When safety and charm become dangerous

When we moved into our little bungalow of a house 2 years ago, I was excited and well, a little bit bitter. At no point in our home search did I intend to leave the boundaries of the city proper. I certainly didn’t intend to end up in the same charming little waterfront town a few minutes north of Seattle that I had grown up in. I sound a bit bratty right now, but please, hear me out.

Last weekend, Tim and I went to a movie at the little one screen theater in the heart of our town. Honestly, this place is adorable. Before the movie started, I overheard some women talking about how nice it is in this town and how they wish they lived here. Aaaaaw, how cute. In this moment, as I sit in a cozy little theater on a cold day, I totally agree with you.

Everyone who visits finds our little waterfront town charming – which is it – and beautiful – which it is. I feel safe going on my morning runs. I love having a little bit bigger yard than we would in most other desirable neighborhoods. The public schools are excellent. I love our neighbors and our proximity to family – a.k.a. our social life. So why is it that I am a bit disenchanted with all the charm?

Sure, the fact that they are mowing down all of the original homes in favor of building massive, multi-million dollar monstrosities doesn’t help. Nor do the tourists who crowd the farmers market and go on Segway tours while they mow the rest of us down during summer weekends. And certainly, for this foodie, the lack of decent restaurants isn’t helping (admittedly, this category is slowly improving.).

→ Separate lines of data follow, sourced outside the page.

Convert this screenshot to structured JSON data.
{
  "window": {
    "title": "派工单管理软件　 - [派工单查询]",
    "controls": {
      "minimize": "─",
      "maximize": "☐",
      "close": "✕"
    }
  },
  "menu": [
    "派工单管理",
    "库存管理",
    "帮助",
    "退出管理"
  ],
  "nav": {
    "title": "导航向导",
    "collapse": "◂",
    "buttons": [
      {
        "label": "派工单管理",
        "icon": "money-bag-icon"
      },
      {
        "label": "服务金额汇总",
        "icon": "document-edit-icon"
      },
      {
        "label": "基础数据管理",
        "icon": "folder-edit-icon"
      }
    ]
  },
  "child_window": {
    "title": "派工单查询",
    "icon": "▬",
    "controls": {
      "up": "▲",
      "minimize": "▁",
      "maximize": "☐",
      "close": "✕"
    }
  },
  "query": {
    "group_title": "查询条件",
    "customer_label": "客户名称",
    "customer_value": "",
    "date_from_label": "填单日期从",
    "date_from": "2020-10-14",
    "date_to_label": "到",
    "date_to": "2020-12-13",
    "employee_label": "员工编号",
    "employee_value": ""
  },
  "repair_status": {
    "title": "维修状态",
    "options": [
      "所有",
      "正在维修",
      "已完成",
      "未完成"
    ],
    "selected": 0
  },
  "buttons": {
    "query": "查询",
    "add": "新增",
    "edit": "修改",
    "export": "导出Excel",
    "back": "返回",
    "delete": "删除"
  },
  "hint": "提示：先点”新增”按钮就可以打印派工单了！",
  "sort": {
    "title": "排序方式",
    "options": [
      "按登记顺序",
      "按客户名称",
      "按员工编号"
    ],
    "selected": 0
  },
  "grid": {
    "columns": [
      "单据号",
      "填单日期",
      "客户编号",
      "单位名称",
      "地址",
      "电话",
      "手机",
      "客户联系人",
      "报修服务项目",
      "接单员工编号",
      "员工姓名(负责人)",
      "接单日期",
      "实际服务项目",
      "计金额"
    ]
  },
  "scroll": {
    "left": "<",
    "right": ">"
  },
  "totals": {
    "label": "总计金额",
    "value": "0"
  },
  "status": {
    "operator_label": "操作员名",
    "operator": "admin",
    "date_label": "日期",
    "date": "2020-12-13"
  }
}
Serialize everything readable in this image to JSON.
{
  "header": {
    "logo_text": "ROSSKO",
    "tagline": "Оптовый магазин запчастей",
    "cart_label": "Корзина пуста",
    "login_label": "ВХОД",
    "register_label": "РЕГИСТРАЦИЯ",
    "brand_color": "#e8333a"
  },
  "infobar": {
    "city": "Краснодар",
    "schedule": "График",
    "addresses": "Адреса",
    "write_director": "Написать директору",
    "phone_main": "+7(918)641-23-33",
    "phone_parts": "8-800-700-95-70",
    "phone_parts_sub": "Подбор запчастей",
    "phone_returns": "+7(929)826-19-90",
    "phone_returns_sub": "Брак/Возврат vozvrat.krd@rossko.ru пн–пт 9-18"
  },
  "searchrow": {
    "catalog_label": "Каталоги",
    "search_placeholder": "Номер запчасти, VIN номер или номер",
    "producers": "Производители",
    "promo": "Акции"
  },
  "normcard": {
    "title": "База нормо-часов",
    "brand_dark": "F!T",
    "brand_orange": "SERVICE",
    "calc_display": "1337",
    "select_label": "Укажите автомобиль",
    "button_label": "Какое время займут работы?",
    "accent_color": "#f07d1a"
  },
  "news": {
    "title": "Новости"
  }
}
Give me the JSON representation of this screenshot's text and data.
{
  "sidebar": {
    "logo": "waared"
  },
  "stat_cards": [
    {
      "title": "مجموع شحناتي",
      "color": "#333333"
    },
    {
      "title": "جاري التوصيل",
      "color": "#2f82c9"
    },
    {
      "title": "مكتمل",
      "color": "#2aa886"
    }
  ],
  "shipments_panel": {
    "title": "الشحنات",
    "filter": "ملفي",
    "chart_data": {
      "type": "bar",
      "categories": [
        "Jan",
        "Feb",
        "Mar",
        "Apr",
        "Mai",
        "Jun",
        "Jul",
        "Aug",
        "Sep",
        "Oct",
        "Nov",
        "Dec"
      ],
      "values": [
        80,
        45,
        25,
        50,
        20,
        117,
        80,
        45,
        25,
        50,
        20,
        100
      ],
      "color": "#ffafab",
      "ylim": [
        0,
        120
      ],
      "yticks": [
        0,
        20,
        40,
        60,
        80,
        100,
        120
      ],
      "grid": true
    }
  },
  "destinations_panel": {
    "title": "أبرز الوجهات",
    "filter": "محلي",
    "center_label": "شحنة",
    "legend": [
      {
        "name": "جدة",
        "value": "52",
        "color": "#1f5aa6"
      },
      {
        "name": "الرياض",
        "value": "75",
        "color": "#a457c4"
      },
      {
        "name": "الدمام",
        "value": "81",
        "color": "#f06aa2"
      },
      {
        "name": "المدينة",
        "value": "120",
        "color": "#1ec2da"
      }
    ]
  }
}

But, if you don’t mind, lets go back to that moment in the theater: cozy, safe, insulated, pleasant… Walking around a town everyday that is filled with folks who have college educations, good jobs, nice cars, lovely homes, shop at PCC, and are, more or less, racially homogenous – you know, folks who look and act like me – isn’t exactly the most accurate snap-shot of reality. I rarely come face to face with the homeless or see folks who are genuinely barely scraping by. In general, the most diversity I see in town are the yard maintenance crews – primarily of Hispanic origin – that I pass on my morning run. Do I want my kids to grow up in a community where they are that insulated?  I know some people move to our community for exactly that – insulation, safety, charm… They will pay premium housing prices for their kids to grow up here.

Maybe I am difficult, but I’m not sold on the notion. I want my kids to go to school with folks from all different backgrounds, perspectives, and levels of privilege. I want my kids to have daily reminders that not everyone lives in the same manner. Not everyone has milky colored skin, shops at Nordstrom, plays select soccer, and gets handed car keys when they turn 16. I see the sense of entitlement that comes with that level of insulation all around me. I want my kids to have exposure to others who have a different reality so that they learn both to be grateful for what they have and have compassion for those in their own communities. I don’t want them to think that the poor and vulnerable only exist in far away places.

When our church – located in north Seattle – began planting satellite campuses and encouraging the congregation to attend the campus closest to their local community, I bristled. Others around me wholeheartedly embraced this vision.

The church’s effort was two-fold. Its purpose was to encourage a more local sense of fellowship, and to relieve congestion at the flagship location. In general, I think this sounds like a good idea, however for us, one of the many reasons we attend the original campus –even though it is no longer the one located closest to us – is that it offers a lot more diversity and has fantastic local outreach programs. Our location has community dinners for the homeless, a nightly women’s shelter, a food bank, a mobile medical clinic, anti-sex trafficking efforts along Aurora (which is a street notorious for prostitution), groups dedicated to supporting the state foster care system, and various other ministries. It is also the most multi-generational of the campuses. A church community that is truly a community for all is somewhere that I want to raise a family – especially when they won’t get a whole lot of that in our little town (assuming we don’t move before then).

So we defy the wishes and vision of the church as we weekly make our 15-minute trek to the flagship campus. We do this because that vision isn’t our vision. We are intentional about out place of worship and this is where we feel God has placed us. The community we have found there is amazing. The large number of adoptive families has been a huge encouragement. The commitment of the congregation to service in their local community aligns with our values and the values that we want to instill in our children.

So here is where I am stuck, I love the idea of living in close community to those you worship with and serve, but by doing that, we wouldn’t be serving those in most need of service.  So should we continue to live in a community that we can’t seem to justify fully investing our time and energy in?

So lately, Tim and I have been having some tough conversations about where we live. We see plusses and minuses to either decision, but with job changes that no longer make living north of the city convenient, we have been weighing our options. He. loves the safety factor and honestly, I do too, but in the long run, choosing safety and charm isn’t always the right answer.

Has any one else struggled with something similar? How did you make your decision?  Please, help me out!